È arrivata la prima battuta d’arresto e con lei anche le prime critiche, dopo che a Imola Kimi Antonelli non ha brillato, anzi. Ha rincorso, fatto fatica sin dal venerdì mattina, soprattutto sul giro singolo. Un feeling con la W16 mai sbocciato sulle colline intorno al Santerno, tanto da non riuscire a conquistare nemmeno l’acceso in Q3, finito 13° alle spalle delle due Ferrari, mentre George Russell sfiorava l’impresa con gomme medie. Domenica un avvio complicato, ma poi la Virtual Safety-Car aveva rimescolato le carte: era nei primi sei quando, in uscita dalla Villeneuve, sulla salita che porta alla Tosa il motore della sua Mercedes lo ha abbandonato. L’ha parcheggiata pochi metri dopo, costretto a tornare ai box a testa bassa.

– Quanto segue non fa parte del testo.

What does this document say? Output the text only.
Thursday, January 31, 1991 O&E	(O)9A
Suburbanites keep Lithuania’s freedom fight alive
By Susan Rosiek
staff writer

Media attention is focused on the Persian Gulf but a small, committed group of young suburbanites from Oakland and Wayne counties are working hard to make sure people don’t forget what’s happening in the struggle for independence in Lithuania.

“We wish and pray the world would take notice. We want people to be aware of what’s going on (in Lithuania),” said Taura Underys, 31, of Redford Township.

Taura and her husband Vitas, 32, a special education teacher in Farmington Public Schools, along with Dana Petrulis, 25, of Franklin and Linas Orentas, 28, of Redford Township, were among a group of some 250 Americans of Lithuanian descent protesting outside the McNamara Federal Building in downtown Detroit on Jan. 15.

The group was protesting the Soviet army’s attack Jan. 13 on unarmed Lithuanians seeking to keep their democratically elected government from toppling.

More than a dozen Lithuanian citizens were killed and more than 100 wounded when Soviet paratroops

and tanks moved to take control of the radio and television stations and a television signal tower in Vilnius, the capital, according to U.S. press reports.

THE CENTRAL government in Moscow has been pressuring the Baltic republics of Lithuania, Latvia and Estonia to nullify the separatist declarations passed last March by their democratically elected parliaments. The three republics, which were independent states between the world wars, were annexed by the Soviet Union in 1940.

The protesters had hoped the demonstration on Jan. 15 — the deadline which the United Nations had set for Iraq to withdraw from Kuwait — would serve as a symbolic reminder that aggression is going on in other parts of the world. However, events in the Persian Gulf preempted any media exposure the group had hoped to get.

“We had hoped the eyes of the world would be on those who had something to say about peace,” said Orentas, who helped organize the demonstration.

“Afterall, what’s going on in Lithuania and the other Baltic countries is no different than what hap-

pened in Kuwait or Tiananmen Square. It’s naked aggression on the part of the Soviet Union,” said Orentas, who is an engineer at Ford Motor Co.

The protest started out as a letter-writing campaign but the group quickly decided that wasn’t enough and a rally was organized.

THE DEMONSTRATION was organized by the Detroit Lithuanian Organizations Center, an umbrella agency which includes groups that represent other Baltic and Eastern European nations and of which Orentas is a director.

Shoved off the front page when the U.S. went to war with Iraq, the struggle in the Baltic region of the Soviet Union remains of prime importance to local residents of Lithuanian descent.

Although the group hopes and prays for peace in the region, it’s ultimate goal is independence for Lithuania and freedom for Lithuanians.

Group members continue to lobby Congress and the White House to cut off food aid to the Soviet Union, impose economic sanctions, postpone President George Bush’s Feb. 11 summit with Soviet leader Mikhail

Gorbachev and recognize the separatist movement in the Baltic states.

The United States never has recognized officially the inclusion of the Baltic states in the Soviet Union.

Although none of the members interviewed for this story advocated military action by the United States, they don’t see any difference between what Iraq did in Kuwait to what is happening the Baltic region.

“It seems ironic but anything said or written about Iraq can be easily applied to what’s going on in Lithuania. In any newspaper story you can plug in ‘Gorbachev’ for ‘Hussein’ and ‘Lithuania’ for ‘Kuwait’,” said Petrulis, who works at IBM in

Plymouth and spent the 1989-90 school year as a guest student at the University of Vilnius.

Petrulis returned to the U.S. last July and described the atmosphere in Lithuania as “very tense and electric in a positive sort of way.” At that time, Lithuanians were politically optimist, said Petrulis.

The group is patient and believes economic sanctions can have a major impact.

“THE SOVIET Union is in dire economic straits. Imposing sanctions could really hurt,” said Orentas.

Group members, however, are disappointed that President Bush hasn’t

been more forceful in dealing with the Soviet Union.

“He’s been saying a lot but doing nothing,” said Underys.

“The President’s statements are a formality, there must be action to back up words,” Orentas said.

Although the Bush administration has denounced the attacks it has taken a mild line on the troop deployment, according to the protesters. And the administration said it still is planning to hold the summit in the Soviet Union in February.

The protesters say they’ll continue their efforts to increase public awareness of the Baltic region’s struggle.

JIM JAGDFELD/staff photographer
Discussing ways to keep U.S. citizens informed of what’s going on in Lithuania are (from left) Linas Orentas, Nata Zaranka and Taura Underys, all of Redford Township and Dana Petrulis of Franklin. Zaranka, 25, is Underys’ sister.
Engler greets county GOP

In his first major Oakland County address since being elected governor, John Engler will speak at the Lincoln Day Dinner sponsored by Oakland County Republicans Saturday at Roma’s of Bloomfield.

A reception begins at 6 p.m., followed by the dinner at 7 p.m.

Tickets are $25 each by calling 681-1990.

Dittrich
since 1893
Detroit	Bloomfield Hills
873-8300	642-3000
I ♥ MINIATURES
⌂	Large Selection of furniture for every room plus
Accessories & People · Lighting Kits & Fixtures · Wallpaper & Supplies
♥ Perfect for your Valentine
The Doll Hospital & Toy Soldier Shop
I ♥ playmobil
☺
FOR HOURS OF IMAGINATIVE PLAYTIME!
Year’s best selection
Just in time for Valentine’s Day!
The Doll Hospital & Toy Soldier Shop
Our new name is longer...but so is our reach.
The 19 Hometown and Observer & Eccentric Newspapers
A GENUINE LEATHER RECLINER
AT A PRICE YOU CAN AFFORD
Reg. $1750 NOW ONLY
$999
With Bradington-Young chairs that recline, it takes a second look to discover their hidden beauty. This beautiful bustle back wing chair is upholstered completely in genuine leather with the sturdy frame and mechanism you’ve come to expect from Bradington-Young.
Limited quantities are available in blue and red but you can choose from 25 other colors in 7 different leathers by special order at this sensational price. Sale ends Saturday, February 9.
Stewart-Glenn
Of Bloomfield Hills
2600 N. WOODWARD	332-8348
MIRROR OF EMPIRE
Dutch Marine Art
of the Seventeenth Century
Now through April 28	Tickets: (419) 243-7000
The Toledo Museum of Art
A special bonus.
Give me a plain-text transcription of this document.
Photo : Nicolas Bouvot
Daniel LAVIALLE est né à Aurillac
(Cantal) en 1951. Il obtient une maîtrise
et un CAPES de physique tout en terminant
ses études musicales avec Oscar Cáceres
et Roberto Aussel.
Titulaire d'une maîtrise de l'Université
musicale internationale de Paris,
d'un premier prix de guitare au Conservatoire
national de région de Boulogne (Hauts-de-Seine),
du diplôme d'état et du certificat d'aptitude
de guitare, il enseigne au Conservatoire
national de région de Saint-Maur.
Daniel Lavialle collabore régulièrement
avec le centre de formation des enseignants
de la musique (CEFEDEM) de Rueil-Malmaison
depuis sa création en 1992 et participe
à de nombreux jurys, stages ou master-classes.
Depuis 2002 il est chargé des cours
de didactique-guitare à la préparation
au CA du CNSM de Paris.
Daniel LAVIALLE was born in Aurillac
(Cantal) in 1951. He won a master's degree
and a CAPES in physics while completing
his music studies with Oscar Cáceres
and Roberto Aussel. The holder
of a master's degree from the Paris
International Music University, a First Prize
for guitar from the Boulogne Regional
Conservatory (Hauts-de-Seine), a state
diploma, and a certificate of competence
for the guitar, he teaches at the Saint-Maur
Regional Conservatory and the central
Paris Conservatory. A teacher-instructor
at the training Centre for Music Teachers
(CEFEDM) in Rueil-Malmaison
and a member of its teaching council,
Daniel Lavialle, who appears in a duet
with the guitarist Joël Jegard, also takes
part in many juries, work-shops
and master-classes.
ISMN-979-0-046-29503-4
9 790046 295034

Un fine settimana nero, a pochi chilometri da casa sua e alla sua prima volta davanti ai tifosi italiani. Quattro giornate in cui la pressione e gli impegni di ogni tipo hanno preso il sopravvento, un aspetto del suo sogno che ancora non aveva toccato con mano. Forse troppe, e in tal senso ad andarci giù pesante è stato Jacques Villeneuve, che tra le FP3 e le qualifiche si era espresso così: "E’ stato carino, ha portato i suoi amici, ma questo è il suo posto di lavoro. Non avrebbe dovuto farlo. Doveva concentrarsi sul correre." Mai banale Jacques, nel bene e nel male, che ha poi continuato: "Mi è arrivata voce da persone che lavorano con lui in Mercedes: non erano molto contenti di questo perché porta via tempo. E la stessa situazione di quando hai intorno a te tutta la famiglia e gli amici. No. Questo è il tuo ufficio. Non vuoi nessuna distrazione. Hai bisogno di concentrarti sul correre(...) e bisogna ricordarselo: non si portano amici o famiglia in ufficio". A questo punto però viene da chiedersi se, quanto detto da Jacques, sia giusto o sbagliato.

È vero, il lavoro è lavoro, ma c’è un aspetto che non può essere sottovalutato: stiamo parlando di un ragazzo di 18 anni che fino a due anni fa guidava in un campionato dove, quando andava bene, c’erano duemila persone a guardarlo. Oggi, invece, duemila sono le persone che lo fermano in ogni giornata in pista. Così come tutte le attività che non sono strettamente legate alla pista sono quadruplicate. È il lato nascosto della Formula 1 e nessuno lo potrà cambiare. E Kimi è stato il primo ad ammettere, terminata la gara, di dover migliorare nella gestione di fine settimana come quello di Imola: “È stato sicuramente un weekend molto intenso dal punto di vista mentale ed emotivo – ha spiegato a F1.com – credo di avere fatto molte cose al meglio, ma penso di non aver fatto un buon lavoro nel tentativo di risparmiare energia. Ho sentito che questo ha influito tanto sulla mia guida, perché mentalmente non avevo tanta energia. Questo è sicuramente un ottimo apprendimento, soprattutto in vista della prossima gara di casa”.
Avrà anche portato i suoi compagni di classe in pista, condividendo con loro parte dell’avventura, e del sogno, che giorno dopo giorno sta vivendo, ma va ricordato come il giovedì, nel paddock, serve proprio a svolgere attività di questo tipo (promozionali o meno). Imparerà a gestire anche questi momenti, con il tempo e l’esperienza che man mano accumulerà, altrimenti non ci sarebbe nessuna differenza tra veterani ed esordienti. Giudicare è permesso, però non va dimenticato che questo ragazzo, ad appena diciott’anni, è già li tra i venti migliori al mondo.